In contrast, during the most recent losing week – the Aug. 11 week, as noted – fully 31 of the large-sized sectors were in retreat, and only two of the sectors managed to eke out tiny advances.

Among specific large-sized sectors during the week ended Nov. 3, the energy exploration and production and oil and natural gas extraction sectors were tied for the lead on the week, while chemical manufacturing had the biggest loss.

On a year-to-date basis, with 44 weeks of 2017 now in the books, metals mining held the top spot on a cumulative basis for a second consecutive week after having displaced lodging, which had been the champion for the previous 13 straight weeks, while food stores was the cellar-dweller for a second week in a row.

Energy improvements dominate

The energy exploration and production and oil and natural gas extraction sectors led the way during the week, each posting a 1.18% gain.

It was energy E&P’s second week in a row among the Top Five best-performing sectors, having also been there during the Oct. 27 week, when it was up by 0.26%. And it was the sector’s third week in the last four among the elite finishers, having been there as well during the Oct. 13 week, with a 0.39% gain.

Besides the leaders, other sectors showing particular strength last week included oilfield services (up 1.06%), petroleum refining (up 0.67%), and the depository financial institutions and electric and natural gas utilities sectors, each of which was up by 0.59% last week.
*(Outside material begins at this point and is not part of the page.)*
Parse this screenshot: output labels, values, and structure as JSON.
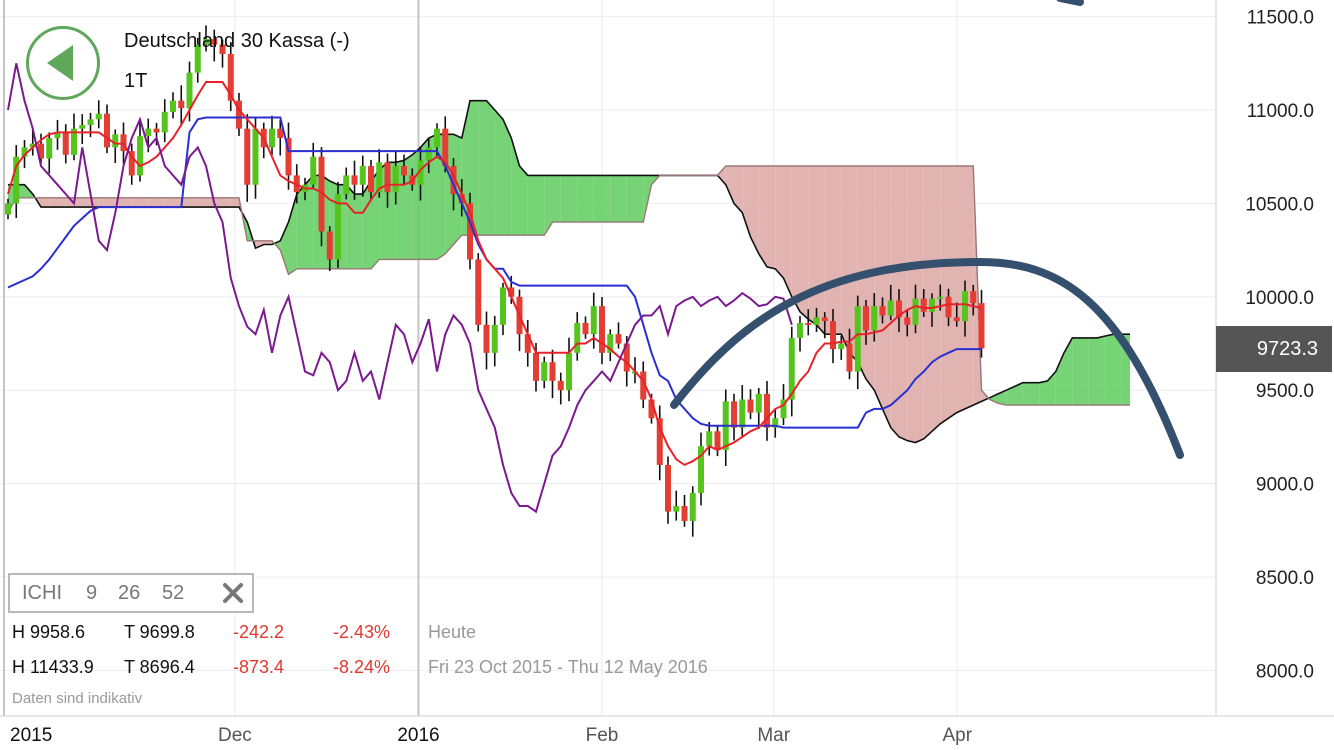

It was the second week in a row among the best performers for the refiners, depository financial institutions and the utilities, which had each notched gains during the Oct. 27 week of 0.34%, 0.29% and 0.31%, respectively.

On the other hand, oilfield services had spent both the Oct. 20 and Oct. 27 weeks among the Bottom Five worst-performing larges-sized sectors, with returns of 0.12% and 0.43%, respectively.

Chemicals makers mauled

On the downside, chemical manufacturing was the worst-performing large-sized sector on the week, losing 0.66%.
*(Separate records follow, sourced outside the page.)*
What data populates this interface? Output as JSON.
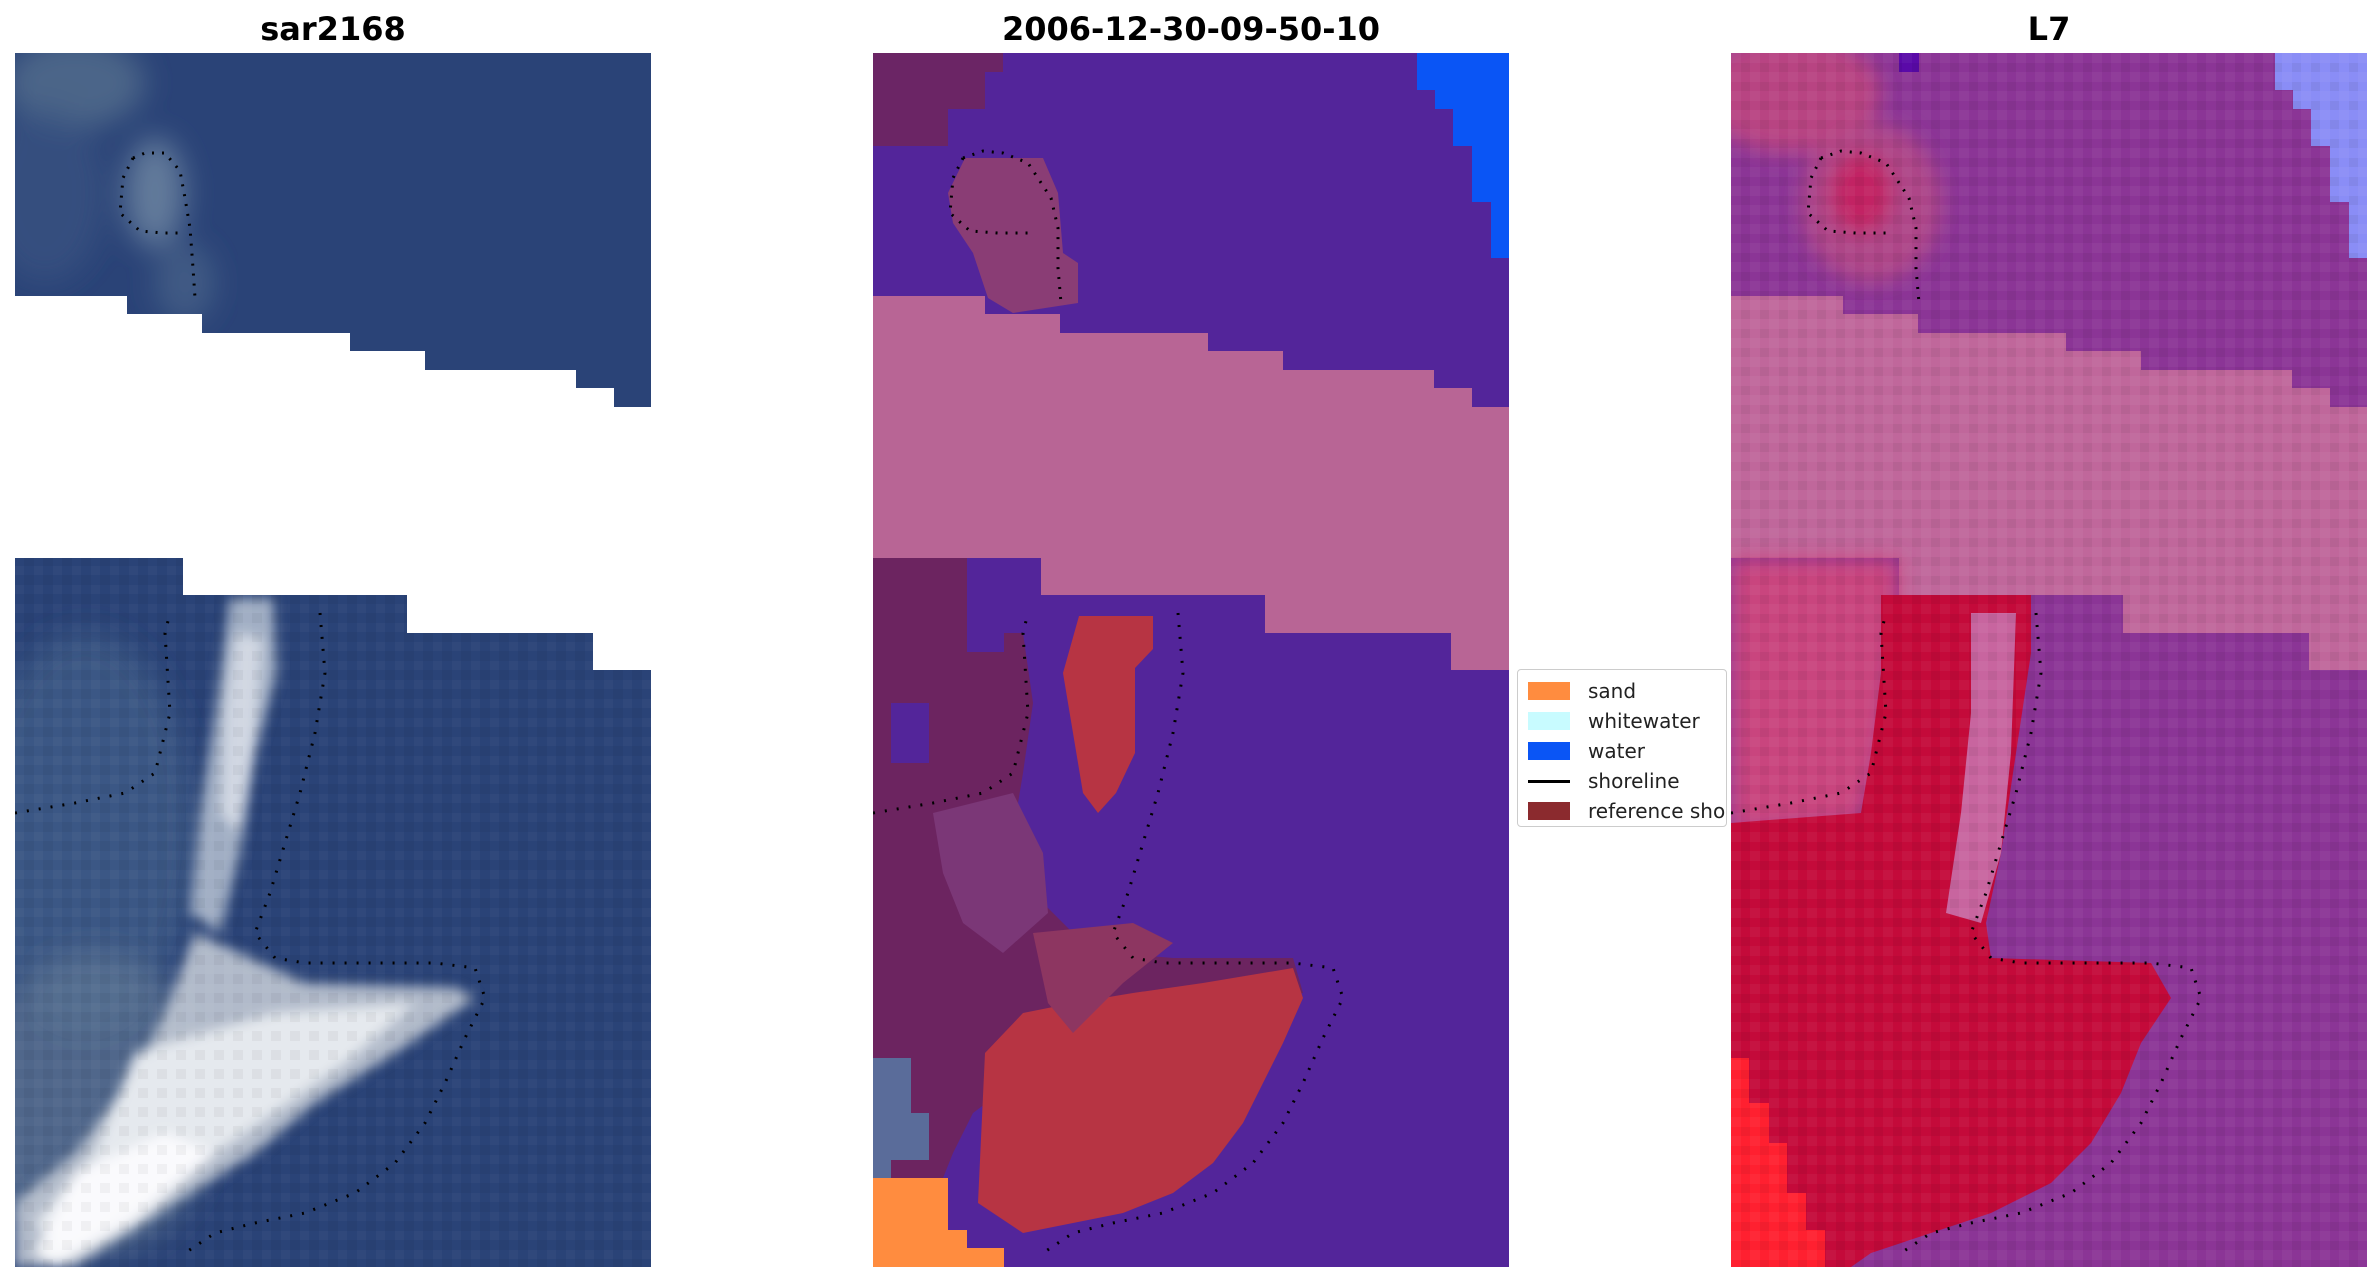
{
  "panels": [
    {
      "title": "sar2168"
    },
    {
      "title": "2006-12-30-09-50-10"
    },
    {
      "title": "L7"
    }
  ],
  "legend": {
    "items": [
      {
        "label": "sand",
        "color": "#ff8c3f",
        "kind": "patch"
      },
      {
        "label": "whitewater",
        "color": "#c8fbff",
        "kind": "patch"
      },
      {
        "label": "water",
        "color": "#0a55f5",
        "kind": "patch"
      },
      {
        "label": "shoreline",
        "color": "#000000",
        "kind": "line"
      },
      {
        "label": "reference sho",
        "color": "#8b2a2e",
        "kind": "patch"
      }
    ]
  },
  "colors": {
    "sea_rgb": "#2a4377",
    "sea_class": "#53259a",
    "cloud_class": "#b86595",
    "reference_class": "#b73443",
    "sea_ndwi": "#8b3596",
    "land_ndwi": "#c40a3a"
  }
}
Other sectors posting notable losses last week included healthcare (down 0.63%), coal mining (down 0.35%), food stores (down 0.33%) and telecommunications (down 0.30%).
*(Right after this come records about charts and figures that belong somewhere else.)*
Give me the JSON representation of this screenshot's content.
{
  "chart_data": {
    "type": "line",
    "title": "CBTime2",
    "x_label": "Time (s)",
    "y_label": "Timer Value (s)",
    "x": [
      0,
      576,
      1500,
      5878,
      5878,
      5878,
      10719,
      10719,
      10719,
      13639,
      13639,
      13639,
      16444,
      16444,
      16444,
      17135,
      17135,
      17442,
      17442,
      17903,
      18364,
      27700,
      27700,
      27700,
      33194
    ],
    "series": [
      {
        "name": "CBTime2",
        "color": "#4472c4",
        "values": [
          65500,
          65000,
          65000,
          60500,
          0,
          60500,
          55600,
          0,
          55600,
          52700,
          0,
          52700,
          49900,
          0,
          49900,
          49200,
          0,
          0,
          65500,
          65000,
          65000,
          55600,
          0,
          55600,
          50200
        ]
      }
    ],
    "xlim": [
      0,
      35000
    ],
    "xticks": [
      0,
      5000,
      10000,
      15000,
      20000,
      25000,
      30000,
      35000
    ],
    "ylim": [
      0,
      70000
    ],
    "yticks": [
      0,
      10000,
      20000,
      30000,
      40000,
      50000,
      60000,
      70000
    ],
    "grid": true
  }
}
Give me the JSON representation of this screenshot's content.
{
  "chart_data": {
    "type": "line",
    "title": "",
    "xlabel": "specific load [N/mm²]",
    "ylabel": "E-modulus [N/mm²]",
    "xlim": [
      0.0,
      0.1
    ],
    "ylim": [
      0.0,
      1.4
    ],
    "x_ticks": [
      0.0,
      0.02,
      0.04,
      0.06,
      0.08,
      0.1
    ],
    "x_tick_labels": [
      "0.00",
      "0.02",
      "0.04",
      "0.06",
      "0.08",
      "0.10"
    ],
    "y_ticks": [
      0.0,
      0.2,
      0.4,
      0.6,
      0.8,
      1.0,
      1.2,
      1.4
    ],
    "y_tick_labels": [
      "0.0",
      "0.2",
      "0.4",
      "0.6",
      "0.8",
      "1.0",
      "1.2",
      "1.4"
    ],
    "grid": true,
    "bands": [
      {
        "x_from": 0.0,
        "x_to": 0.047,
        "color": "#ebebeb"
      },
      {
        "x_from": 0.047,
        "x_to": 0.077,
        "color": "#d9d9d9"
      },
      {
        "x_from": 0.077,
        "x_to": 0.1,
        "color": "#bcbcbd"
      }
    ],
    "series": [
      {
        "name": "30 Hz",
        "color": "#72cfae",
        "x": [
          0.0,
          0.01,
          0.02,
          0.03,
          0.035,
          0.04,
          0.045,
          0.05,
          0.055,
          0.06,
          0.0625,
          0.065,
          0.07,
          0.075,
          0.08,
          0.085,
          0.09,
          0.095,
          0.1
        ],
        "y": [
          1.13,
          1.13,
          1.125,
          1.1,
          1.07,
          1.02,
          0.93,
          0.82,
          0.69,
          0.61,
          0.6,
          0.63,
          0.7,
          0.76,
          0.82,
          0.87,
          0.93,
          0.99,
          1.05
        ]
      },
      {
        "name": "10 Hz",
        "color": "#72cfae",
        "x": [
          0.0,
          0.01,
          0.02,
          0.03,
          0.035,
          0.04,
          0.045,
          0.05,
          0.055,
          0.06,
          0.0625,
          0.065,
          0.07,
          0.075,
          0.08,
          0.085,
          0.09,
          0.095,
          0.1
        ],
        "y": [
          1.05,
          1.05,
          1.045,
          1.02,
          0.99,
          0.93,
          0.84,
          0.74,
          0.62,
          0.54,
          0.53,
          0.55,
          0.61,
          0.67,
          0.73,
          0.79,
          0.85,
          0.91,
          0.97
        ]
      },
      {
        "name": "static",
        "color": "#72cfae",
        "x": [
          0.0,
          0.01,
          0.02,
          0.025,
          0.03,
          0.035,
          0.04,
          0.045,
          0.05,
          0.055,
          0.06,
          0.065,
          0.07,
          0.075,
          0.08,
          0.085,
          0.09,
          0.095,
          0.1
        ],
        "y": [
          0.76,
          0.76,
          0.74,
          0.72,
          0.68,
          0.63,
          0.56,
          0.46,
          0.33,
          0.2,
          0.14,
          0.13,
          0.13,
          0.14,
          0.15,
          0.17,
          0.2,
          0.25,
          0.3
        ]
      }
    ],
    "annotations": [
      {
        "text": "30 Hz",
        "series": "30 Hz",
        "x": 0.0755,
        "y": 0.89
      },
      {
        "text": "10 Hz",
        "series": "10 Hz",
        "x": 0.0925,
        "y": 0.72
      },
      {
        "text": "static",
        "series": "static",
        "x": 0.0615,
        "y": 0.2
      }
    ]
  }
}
It was the coal mining sector’s second straight week among the Bottom Five, having also been there during the October 27 week, when it lost 0.43%. And coal has now been among the underachievers in three weeks out of the last four, having also been there during the Oct. 13 week with a loss of 0.12%.

Food stores, however, had spent the Oct. 27 week in the Top Five, in fact leading all of the other sectors with a 0.45% gain.

But the grocers have now also been part of the Bottom Five for two out of the past three weeks, posting a 0.16% loss during the Oct. 20 week.

Metals mining tops on year

On a year-to-date basis, metals mining led all of the large-sized sectors with a 10.63% cumulative gain, its second straight week at the top.

It was followed by amusement services (up 9.74%), in the runner-up spot for a second straight week, while primary metals processing (up 9.41%) was third best for the year for a fourth straight week.

Petroleum refining (up 9.40%) was fourth best on the year to date, while oilfield services (up 9.36%) was fifth strongest on the year.

Food stores struggle goes on

On the downside, food stores had the worst showing year to date (down 1.87%), its second straight week down at the bottom – and its fifth week there out of the prior six.

Coal mining (down 1.64%) fell to second worst on the year, after having been only third worst for the three straight weeks before that.

The sector changed places with miscellaneous retailing (up 2.50%), which moved up by one notch to just third-worst on the year.

Non-computer electronics and electrical manufacturing (up 2.56%) was fourth worst on the year, while oil and gas extraction (up 4.82%) – despite its strong showing on the week, as noted – was fifth worst on the year for a third week out of the last four.